None of this prevented the trial judge from concluding that they had been convicted on “the clearest and most overwhelming evidence I have ever heard”, with their application for leave to appeal flatly rejected two years later.
Chris Mullin, the former Labour MP who was a courageous and determined advocate for the Birmingham Six, wrote in an obituary for The Guardian last week that Mr Hill, from Ardoyne in north Belfast, was the angriest and most articulate of the group.
Mr Hill was certainly at the heart of the prolonged efforts to clear the names of the men, despite many frustrating setbacks, and led the public celebrations when the British Court of Appeal finally declared their innocence in 1991, after 17 years behind bars.
He went on in 2001 to use part of the money he received in compensation to establish the Miscarriages of Justice Organisation (MOJO), which supported others who had been through similar ordeals.

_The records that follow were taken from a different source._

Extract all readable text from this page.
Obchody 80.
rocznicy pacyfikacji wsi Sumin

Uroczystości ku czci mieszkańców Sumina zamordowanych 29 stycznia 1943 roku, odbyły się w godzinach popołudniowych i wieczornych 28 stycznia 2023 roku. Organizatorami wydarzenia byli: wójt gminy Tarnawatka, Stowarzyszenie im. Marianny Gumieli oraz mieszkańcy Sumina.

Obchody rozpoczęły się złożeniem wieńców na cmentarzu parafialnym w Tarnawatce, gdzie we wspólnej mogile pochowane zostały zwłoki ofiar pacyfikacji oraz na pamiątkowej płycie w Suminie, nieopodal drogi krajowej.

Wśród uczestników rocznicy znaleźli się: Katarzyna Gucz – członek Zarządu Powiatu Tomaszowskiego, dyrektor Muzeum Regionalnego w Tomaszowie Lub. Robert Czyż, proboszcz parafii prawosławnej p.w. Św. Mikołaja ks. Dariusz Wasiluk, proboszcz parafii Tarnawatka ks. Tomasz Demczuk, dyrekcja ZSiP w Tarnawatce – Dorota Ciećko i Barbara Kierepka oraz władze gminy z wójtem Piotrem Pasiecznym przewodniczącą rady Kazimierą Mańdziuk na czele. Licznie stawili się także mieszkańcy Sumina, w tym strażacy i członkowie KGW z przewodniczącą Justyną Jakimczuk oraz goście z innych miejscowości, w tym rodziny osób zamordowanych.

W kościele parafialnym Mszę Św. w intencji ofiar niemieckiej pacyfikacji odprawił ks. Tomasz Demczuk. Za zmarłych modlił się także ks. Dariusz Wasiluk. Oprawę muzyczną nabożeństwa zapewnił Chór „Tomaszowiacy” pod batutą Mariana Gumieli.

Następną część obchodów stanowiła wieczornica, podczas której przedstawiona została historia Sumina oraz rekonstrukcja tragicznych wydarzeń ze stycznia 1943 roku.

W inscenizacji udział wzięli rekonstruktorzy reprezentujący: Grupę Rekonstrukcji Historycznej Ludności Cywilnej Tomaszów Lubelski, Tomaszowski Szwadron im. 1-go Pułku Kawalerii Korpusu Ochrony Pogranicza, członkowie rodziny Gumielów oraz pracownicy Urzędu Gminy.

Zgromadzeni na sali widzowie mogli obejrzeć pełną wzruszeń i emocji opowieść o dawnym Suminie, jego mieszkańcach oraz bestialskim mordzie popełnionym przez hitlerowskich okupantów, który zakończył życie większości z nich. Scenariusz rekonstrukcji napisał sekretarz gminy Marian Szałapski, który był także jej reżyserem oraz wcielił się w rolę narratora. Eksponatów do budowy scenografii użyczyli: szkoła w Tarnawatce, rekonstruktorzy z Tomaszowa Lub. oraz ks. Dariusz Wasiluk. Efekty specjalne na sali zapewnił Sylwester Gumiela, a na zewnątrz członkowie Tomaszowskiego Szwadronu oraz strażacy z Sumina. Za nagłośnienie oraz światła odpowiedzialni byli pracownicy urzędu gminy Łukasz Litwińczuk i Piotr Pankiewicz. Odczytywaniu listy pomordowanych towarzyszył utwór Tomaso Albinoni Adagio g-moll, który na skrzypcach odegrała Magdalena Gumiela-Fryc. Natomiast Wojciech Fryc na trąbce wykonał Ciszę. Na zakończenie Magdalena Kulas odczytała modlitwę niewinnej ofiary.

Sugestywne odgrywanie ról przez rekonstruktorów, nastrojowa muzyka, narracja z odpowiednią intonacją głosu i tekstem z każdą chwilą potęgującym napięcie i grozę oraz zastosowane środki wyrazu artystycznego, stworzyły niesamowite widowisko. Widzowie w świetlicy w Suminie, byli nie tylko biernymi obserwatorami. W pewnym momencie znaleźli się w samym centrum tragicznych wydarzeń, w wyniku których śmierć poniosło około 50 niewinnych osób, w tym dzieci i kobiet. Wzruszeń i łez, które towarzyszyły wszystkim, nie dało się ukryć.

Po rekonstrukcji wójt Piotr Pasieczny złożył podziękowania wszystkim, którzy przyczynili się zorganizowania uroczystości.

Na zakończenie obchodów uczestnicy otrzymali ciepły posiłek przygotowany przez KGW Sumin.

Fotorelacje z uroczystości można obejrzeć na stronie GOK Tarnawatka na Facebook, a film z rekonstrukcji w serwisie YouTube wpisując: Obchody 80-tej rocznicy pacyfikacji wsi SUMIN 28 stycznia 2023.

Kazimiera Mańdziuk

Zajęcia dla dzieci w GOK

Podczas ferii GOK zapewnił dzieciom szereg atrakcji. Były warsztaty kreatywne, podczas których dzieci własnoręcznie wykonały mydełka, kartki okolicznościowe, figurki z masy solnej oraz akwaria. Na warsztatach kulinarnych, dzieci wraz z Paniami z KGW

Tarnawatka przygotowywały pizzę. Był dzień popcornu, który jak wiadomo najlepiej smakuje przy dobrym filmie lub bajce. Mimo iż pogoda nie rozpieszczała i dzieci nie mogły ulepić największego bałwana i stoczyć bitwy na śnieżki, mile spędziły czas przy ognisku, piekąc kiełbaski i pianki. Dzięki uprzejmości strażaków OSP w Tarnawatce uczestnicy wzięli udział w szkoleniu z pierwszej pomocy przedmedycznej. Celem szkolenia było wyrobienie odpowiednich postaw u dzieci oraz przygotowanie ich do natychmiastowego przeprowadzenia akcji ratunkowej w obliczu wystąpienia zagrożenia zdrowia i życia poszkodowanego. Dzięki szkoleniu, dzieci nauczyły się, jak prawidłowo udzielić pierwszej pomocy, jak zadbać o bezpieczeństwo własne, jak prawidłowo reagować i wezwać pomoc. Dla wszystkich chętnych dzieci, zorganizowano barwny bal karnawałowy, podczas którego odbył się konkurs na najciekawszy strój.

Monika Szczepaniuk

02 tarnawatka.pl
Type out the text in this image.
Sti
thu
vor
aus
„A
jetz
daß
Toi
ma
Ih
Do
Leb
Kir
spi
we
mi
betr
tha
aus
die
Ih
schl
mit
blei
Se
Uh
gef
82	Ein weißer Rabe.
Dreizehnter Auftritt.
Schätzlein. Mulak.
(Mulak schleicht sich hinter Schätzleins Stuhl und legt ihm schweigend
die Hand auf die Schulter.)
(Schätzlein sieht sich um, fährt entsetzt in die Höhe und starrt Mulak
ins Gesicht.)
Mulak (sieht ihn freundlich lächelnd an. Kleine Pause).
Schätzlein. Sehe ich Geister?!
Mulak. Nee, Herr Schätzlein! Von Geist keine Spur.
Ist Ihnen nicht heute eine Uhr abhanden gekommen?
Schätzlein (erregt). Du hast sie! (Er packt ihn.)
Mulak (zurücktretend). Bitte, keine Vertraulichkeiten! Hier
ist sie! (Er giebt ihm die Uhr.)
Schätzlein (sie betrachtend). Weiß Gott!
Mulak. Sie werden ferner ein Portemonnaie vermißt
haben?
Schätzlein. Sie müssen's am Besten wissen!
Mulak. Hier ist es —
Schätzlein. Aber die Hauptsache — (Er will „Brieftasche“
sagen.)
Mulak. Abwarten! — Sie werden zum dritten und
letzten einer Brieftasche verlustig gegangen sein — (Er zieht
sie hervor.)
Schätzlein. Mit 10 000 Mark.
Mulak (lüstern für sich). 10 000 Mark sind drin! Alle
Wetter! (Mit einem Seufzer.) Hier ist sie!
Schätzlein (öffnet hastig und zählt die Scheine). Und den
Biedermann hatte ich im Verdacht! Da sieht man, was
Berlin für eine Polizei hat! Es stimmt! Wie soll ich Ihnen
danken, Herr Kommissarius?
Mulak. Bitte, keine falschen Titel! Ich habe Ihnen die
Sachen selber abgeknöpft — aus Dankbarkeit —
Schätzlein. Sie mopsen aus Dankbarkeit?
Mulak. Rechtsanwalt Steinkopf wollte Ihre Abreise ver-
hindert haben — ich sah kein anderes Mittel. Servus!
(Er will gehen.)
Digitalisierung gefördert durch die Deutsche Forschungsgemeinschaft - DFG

MOJO has helped to clear the names of a number of people and also offered practical assistance after their release, as well as providing academic placements for students of law and forensic science.
Its work will continue after the loss of its founder, proving how determined Mr Hill was to ensure that, even in the most difficult of circumstances, the truth must be told.
His 1995 autobiography, Forever Lost, Forever Gone, frankly set out the mistakes he made in life before he was wrongly convicted of the Birmingham carnage, but it is beyond doubt that he went on to become a significant force for good across our society.